Now we can do things like:

?- maxCKey(100, N).

and find out that just to get 1 through 100 into the tree we need to compute chains running through values up to 9232. If we look up the maxCValue in this tree we get 118, indicating the longest path is 118 steps long.

Probably more interesting would be to have printed out to the screen, or to a file, lines of data of the form

key value

preferably sorted by increasing key, say up to a certain bound. These could then be cut and pasted into a graphing program or whatever. A first attempt:

printTree(nilTree).

printTree(ct(K,V,L,R)) :-
    printTree(L),
    writef('%6l%6l\n', [K,V]),
    printTree(R).

Now we try:

?- collatzTree(10, T), printTree(T).

That works well except for two things: the keys larger than 10 are printed (since they belong to the three), and the tree itself is shown when the goal finally succeeds. The latter effect is mediated by a standard trick, we put a !, fail. at the end of the printTree. Oops, that's no good. Now we don't get side effects, since we can't get to the writef until a printTree succeeds. So, create a new top level predicate showTree:

showTree(T) :- printTree(T), !, fail.

That fixes the display of T itself. Now how do we limit the output values. Well, go back to printTree and add a parameter for the largest key we want printed:

printBoundedTree(ct(K,V,L,R), Bound) :-
    printBoundedTree(L,Bound),
    K <= Bound,
    writef('%6l%6l\n', [K,V]),
    printBoundedTree(R, Bound).

We could, and probably should, provide a corresponding showBoundedTree, but so long as the bound we supply is smaller than the maximum key, then we don't need it.

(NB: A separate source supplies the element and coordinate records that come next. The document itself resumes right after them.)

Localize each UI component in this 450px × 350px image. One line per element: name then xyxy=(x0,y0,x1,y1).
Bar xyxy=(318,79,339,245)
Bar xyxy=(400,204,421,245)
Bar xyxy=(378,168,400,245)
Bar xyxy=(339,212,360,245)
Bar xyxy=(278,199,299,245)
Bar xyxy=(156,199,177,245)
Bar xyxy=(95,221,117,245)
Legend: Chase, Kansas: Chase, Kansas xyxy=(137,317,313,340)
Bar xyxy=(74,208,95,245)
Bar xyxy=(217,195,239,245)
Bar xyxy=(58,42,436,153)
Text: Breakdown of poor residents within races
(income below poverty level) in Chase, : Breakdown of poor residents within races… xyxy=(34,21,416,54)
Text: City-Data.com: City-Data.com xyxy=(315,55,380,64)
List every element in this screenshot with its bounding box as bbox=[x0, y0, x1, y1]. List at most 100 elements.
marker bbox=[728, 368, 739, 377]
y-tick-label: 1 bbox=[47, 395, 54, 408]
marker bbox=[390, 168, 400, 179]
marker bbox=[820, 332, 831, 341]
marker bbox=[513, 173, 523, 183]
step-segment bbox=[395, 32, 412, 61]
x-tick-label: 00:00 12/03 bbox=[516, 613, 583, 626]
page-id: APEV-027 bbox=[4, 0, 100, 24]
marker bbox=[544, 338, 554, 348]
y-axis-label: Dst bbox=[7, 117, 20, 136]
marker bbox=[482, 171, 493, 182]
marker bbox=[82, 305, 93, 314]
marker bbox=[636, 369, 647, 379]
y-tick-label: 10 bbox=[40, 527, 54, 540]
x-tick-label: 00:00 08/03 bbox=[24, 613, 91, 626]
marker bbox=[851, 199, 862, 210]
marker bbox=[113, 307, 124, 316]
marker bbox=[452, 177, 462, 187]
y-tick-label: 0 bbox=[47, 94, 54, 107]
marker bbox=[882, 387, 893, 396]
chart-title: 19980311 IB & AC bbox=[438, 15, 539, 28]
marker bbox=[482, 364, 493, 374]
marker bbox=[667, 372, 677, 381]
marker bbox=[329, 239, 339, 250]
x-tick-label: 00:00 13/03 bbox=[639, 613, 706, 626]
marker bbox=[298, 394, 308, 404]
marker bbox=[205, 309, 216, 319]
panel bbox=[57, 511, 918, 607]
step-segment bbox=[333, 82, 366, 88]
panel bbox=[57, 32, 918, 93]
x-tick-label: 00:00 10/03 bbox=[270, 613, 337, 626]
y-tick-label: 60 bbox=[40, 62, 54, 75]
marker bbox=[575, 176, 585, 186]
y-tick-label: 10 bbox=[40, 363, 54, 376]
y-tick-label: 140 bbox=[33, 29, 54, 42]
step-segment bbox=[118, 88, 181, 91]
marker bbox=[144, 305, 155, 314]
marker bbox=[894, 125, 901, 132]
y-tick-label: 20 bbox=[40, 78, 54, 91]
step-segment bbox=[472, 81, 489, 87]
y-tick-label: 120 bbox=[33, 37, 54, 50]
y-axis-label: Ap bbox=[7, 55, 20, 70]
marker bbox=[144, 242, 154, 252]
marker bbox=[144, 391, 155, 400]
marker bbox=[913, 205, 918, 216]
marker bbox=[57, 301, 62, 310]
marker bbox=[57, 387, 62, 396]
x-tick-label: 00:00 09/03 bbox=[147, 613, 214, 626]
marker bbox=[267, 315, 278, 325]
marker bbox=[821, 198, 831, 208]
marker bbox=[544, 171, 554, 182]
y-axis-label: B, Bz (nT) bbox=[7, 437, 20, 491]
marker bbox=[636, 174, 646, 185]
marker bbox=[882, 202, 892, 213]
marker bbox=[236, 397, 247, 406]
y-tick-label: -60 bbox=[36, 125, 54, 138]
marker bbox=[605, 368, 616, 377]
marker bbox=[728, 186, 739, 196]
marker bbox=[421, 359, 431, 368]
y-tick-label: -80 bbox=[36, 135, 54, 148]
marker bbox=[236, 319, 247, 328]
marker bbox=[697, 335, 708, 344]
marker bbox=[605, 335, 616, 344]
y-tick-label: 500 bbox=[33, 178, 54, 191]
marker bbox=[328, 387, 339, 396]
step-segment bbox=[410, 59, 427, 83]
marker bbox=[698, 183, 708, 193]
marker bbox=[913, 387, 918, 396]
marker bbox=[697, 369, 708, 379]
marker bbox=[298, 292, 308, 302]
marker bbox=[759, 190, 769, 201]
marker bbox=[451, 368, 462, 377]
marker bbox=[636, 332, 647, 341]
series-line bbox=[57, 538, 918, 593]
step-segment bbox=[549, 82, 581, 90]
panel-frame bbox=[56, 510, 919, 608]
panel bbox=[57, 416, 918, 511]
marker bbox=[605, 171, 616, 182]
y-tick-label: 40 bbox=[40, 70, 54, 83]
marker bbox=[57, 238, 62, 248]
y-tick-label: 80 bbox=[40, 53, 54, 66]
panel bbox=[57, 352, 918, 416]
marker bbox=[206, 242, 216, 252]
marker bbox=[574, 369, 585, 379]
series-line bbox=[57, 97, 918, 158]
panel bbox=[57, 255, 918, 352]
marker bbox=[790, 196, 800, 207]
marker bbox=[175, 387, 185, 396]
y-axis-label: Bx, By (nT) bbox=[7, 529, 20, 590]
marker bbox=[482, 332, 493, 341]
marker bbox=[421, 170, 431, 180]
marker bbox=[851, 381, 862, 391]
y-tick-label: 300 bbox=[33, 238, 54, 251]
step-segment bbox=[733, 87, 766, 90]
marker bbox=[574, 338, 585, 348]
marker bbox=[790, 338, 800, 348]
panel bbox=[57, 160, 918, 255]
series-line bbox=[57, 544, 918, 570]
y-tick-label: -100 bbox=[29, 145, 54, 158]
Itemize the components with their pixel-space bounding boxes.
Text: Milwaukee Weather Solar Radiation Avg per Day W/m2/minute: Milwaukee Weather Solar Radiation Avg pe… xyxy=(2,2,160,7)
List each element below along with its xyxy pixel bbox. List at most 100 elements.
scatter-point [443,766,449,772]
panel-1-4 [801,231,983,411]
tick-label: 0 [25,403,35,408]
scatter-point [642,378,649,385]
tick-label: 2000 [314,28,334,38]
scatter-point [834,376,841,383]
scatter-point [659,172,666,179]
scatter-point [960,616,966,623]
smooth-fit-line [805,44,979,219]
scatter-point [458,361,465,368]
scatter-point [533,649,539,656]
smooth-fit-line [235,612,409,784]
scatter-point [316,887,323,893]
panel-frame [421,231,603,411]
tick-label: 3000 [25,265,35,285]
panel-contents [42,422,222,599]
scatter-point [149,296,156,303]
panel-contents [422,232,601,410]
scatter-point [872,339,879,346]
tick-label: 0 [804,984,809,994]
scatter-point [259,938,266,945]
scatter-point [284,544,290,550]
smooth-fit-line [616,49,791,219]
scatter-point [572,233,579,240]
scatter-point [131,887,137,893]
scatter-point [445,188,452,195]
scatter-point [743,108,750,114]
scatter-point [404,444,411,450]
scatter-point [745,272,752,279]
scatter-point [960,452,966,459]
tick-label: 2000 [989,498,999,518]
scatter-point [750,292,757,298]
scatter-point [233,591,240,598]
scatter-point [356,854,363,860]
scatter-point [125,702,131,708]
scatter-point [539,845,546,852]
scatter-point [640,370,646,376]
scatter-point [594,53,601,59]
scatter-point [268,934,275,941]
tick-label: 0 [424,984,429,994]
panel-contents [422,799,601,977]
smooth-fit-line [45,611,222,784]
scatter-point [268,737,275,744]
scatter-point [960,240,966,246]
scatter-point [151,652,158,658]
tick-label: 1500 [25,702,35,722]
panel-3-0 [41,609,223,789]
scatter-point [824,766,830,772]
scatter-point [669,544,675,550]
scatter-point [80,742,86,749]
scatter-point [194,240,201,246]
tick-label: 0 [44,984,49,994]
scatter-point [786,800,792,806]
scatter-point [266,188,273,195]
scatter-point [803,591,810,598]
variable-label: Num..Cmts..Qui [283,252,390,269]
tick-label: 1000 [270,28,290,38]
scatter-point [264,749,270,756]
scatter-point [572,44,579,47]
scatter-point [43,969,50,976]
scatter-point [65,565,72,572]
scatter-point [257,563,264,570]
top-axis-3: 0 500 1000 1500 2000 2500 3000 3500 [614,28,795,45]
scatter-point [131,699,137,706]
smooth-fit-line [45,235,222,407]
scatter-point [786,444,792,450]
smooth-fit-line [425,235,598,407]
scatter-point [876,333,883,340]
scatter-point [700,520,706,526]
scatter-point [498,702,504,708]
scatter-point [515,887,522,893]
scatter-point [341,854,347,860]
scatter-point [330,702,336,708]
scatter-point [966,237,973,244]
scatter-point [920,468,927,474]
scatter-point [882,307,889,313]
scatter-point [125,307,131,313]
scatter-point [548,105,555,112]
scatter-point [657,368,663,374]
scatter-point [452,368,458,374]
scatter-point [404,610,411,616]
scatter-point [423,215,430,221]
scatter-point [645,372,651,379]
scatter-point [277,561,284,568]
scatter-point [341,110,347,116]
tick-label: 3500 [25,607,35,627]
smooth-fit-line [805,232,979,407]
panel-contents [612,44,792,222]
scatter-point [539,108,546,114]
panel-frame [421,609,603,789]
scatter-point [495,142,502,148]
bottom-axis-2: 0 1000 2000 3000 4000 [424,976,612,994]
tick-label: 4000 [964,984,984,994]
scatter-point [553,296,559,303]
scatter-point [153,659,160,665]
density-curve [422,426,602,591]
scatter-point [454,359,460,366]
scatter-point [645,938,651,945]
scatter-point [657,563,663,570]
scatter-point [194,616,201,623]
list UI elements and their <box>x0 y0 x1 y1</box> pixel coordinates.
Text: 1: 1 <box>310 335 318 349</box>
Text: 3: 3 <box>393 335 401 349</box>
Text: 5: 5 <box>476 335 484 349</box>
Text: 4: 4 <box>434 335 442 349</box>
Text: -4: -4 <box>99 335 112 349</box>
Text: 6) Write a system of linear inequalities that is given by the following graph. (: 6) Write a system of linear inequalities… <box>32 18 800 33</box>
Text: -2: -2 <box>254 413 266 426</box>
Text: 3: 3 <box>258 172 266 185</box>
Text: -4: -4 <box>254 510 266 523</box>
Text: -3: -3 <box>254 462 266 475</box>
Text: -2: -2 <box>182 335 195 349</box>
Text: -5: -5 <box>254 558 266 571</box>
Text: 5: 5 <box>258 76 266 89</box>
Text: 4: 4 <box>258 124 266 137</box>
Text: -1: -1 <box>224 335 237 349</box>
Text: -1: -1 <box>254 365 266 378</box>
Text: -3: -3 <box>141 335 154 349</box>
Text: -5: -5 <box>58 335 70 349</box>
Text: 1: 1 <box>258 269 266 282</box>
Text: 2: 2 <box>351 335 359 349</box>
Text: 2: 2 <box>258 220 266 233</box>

Finally, how do we get all this to a file? How about:

printBTreeToFile(Fn, T, B) :-
   open(Fn, write, Fd),
   tell(Fd),
   \+ printBoundedTree(T, B),
   close(Fd),
   !,
   fail.

Some funny business here. The first two lines of the clause open a file whose name we supply as Fn for writing, and set it to be the standard output stream. But then instead of doing printBoundedTree ... we do "not printBoundedTree ..." Eh? Well remember we set printBoundedTree up to always fail, so in order to get to the close line we need to make it succeed again, hence the not. Now we close the output file and restore the fail so that we don't get bothered by seeing the whole tree.

As it has been presented here this code is very unsafe -- printBoundedTree succeeds if the bound is larger than the biggest key in the tree, and this will leave the output file open. This defect is repaired in the actual code.